The US is reportedly at odds with fellow mediators Egypt and Qatar as regards who is to blame for the failure thus far to reach a hostage-ceasefire agreement.

While the US is supportive of Israel, and has publicly stated that Hamas is to blame for the deadlock — including on its demands regarding the releases of Palestinian security prisoners — Egypt and Qatar “think the opposite,” Channel 12 news says.

The disagreement is so profound that Egypt and Qatar have “considered issuing a joint statement blaming Israel for the failure of the contacts,” the report says.

White House National Security Communications Adviser John Kirby, saying yesterday that the US was “working night and day” to try to get a deal in place, specified that “Hamas is the main obstacle to this right now.”

Earlier today, Secretary of State Antony Blinken said “not even a handful of issues” remain, and that they are “hard but fully resolvable.”

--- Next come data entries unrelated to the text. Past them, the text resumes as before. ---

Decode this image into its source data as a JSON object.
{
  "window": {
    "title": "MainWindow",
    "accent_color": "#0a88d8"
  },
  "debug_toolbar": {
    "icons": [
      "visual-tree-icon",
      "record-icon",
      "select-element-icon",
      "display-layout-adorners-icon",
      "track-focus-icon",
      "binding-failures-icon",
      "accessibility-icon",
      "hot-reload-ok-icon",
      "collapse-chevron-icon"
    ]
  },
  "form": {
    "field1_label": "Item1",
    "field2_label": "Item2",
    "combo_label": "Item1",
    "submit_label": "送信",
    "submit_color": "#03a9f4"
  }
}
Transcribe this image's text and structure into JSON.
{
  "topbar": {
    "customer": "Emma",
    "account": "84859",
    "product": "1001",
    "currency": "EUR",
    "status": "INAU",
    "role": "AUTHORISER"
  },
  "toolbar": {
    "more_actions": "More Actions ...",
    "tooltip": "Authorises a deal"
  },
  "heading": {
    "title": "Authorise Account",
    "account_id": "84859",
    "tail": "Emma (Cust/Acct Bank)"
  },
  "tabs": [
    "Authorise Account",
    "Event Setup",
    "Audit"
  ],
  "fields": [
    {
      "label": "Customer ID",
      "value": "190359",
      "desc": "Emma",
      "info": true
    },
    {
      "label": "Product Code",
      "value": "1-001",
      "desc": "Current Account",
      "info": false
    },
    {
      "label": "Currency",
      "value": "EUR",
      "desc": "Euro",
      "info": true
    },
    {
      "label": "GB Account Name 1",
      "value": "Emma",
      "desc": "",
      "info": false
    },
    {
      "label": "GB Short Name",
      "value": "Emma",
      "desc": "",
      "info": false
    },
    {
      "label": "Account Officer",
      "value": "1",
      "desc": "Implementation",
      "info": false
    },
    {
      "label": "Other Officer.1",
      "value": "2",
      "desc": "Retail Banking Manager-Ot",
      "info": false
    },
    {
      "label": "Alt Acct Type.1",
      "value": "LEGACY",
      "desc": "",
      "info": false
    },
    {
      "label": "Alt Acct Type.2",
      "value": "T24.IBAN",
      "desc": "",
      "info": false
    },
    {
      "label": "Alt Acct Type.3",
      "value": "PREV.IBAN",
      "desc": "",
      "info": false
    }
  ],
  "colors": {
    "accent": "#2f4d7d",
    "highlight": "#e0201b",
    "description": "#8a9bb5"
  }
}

The TV report says Israel’s negotiators fear the differences between the mediators will further delay a possible deal.

Channel 12 also reports that Qatar and Egypt have no real leverage over Hamas.

It notes that Hamas has been deprived of its smuggling route along the Philadelphi Corridor at the Gaza-Egypt border but is profiteering massively from humanitarian aid. It cites an estimate made known to the security establishment that Hamas has thus far brought in $500 million by commandeering and selling the supplies that enter the Strip at a rate of 200 trucks a day. Hamas, the report says, uses the money, among other purposes, to recruit new gunmen — of whom it says there are now 3,000 in northern Gaza.

The TV channel’s Arab affairs analyst Ohad Hemo says Hamas has reasserted “full governance” in northern Gaza, where it has resumed paying salaries to some of its officials.